Sinan Kaya <okaya@xxxxxxxxxx> · Thu, 24 Jan 2019 13:18:26 -0500

On 1/24/2019 8:50 AM, Dongdong Liu wrote:
The patch [1] PCI/ERR: Run error recovery callbacks for all affected
devices have broken the non-fatal error handling logic in patch [2].
For non-fatal error, link is reliable, so no need to reset link,
handle non-fatal error for all subordinates seems incorrect.
Restore the non-fatal errors process logic.

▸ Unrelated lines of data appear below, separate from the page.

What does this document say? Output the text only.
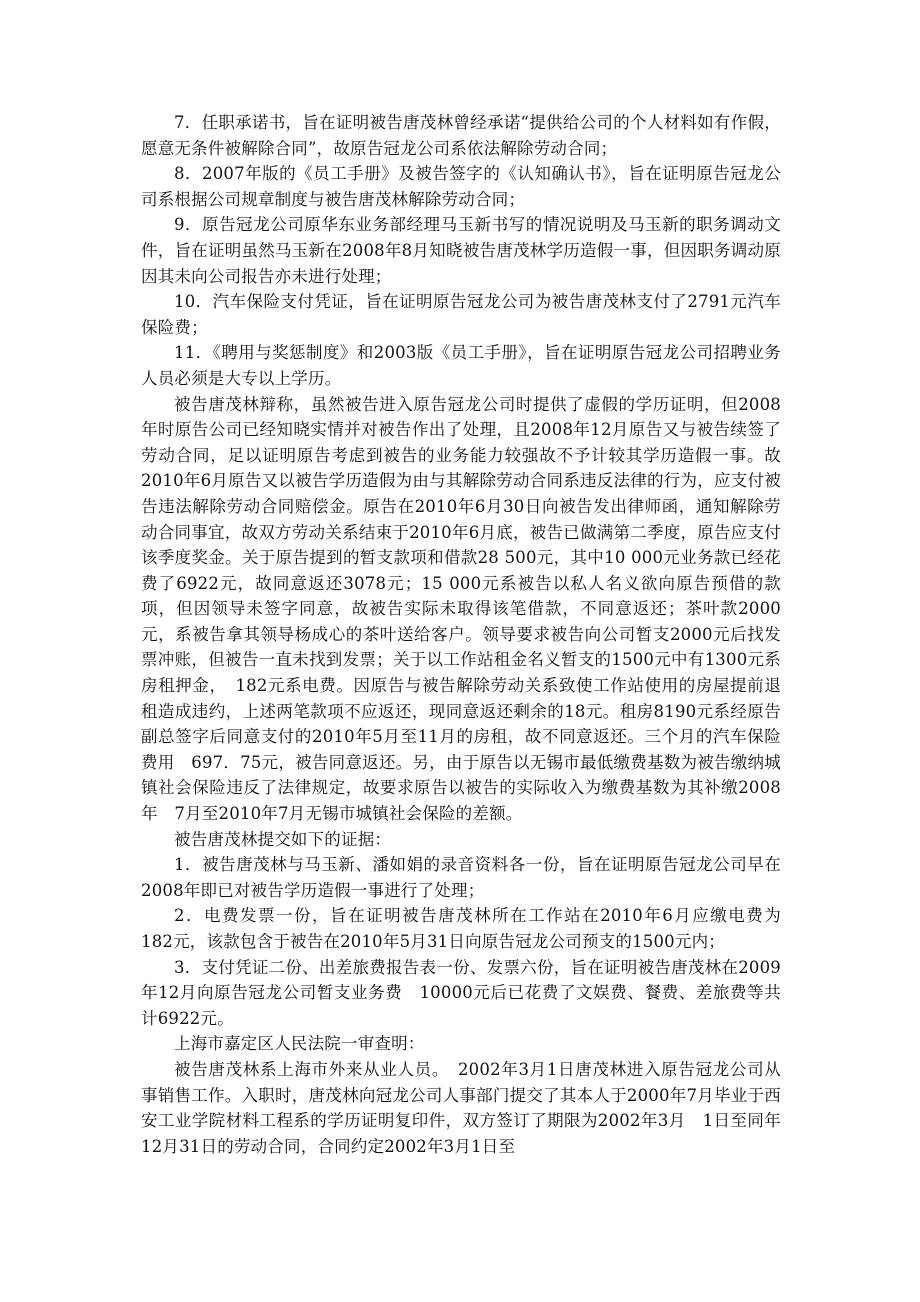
7．任职承诺书，旨在证明被告唐茂林曾经承诺“提供给公司的个人材料如有作假，愿意无条件被解除合同”，故原告冠龙公司系依法解除劳动合同；

8．2007年版的《员工手册》及被告签字的《认知确认书》，旨在证明原告冠龙公司系根据公司规章制度与被告唐茂林解除劳动合同；

9．原告冠龙公司原华东业务部经理马玉新书写的情况说明及马玉新的职务调动文件，旨在证明虽然马玉新在2008年8月知晓被告唐茂林学历造假一事，但因职务调动原因其未向公司报告亦未进行处理；

10．汽车保险支付凭证，旨在证明原告冠龙公司为被告唐茂林支付了2791元汽车保险费；

11．《聘用与奖惩制度》和2003版《员工手册》，旨在证明原告冠龙公司招聘业务人员必须是大专以上学历。

被告唐茂林辩称，虽然被告进入原告冠龙公司时提供了虚假的学历证明，但2008年时原告公司已经知晓实情并对被告作出了处理，且2008年12月原告又与被告续签了劳动合同，足以证明原告考虑到被告的业务能力较强故不予计较其学历造假一事。故2010年6月原告又以被告学历造假为由与其解除劳动合同系违反法律的行为，应支付被告违法解除劳动合同赔偿金。原告在2010年6月30日向被告发出律师函，通知解除劳动合同事宜，故双方劳动关系结束于2010年6月底，被告已做满第二季度，原告应支付该季度奖金。关于原告提到的暂支款项和借款28 500元，其中10 000元业务款已经花费了6922元，故同意返还3078元；15 000元系被告以私人名义欲向原告预借的款项，但因领导未签字同意，故被告实际未取得该笔借款，不同意返还；茶叶款2000元，系被告拿其领导杨成心的茶叶送给客户。领导要求被告向公司暂支2000元后找发票冲账，但被告一直未找到发票；关于以工作站租金名义暂支的1500元中有1300元系房租押金，　182元系电费。因原告与被告解除劳动关系致使工作站使用的房屋提前退租造成违约，上述两笔款项不应返还，现同意返还剩余的18元。租房8190元系经原告副总签字后同意支付的2010年5月至11月的房租，故不同意返还。三个月的汽车保险费用　697．75元，被告同意返还。另，由于原告以无锡市最低缴费基数为被告缴纳城镇社会保险违反了法律规定，故要求原告以被告的实际收入为缴费基数为其补缴2008年　7月至2010年7月无锡市城镇社会保险的差额。

被告唐茂林提交如下的证据：

1．被告唐茂林与马玉新、潘如娟的录音资料各一份，旨在证明原告冠龙公司早在2008年即已对被告学历造假一事进行了处理；

2．电费发票一份，旨在证明被告唐茂林所在工作站在2010年6月应缴电费为　182元，该款包含于被告在2010年5月31日向原告冠龙公司预支的1500元内；

3．支付凭证二份、出差旅费报告表一份、发票六份，旨在证明被告唐茂林在2009年12月向原告冠龙公司暂支业务费　10000元后已花费了文娱费、餐费、差旅费等共计6922元。

上海市嘉定区人民法院一审查明：

被告唐茂林系上海市外来从业人员。　2002年3月1日唐茂林进入原告冠龙公司从事销售工作。入职时，唐茂林向冠龙公司人事部门提交了其本人于2000年7月毕业于西安工业学院材料工程系的学历证明复印件，双方签订了期限为2002年3月　1日至同年12月31日的劳动合同，合同约定2002年3月1日至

[1] PCI/ERR: Run error recovery callbacks for all affected devices   #4.20
https://git.kernel.org/pub/scm/linux/kernel/git/torvalds/linux.git/commit/?id=bfcb79fca19d267712e425af1dd48812c40dec0c

[2] PCI/AER: Report non-fatal errors only to the affected endpoint  #4.15
https://git.kernel.org/pub/scm/linux/kernel/git/torvalds/linux.git/commit/?h=v5.0-rc2&id=86acc790717fb60fb51ea3095084e331d8711c74

Fixes: bfcb79fca19d ("PCI/ERR: Run error recovery callbacks for all affected devices")
Reported-by: Xiaofei Tan<tanxiaofei@xxxxxxxxxx>
Signed-off-by: Dongdong Liu<liudongdong3@xxxxxxxxxx>
Cc: Keith Busch<keith.busch@xxxxxxxxx>
Cc: Bjorn Helgaas<bhelgaas@xxxxxxxxxx>

According to what I see in the code, link will be reset only if the AER
severity is AER_FATAL.

	} else if (info->severity == AER_NONFATAL)
		pcie_do_recovery(dev, pci_channel_io_normal,
				 PCIE_PORT_SERVICE_AER);
	else if (info->severity == AER_FATAL)
		pcie_do_recovery(dev, pci_channel_io_frozen,
				 PCIE_PORT_SERVICE_AER);

Can you show the path where it leads to link reset and severity is AER_NONFATAL?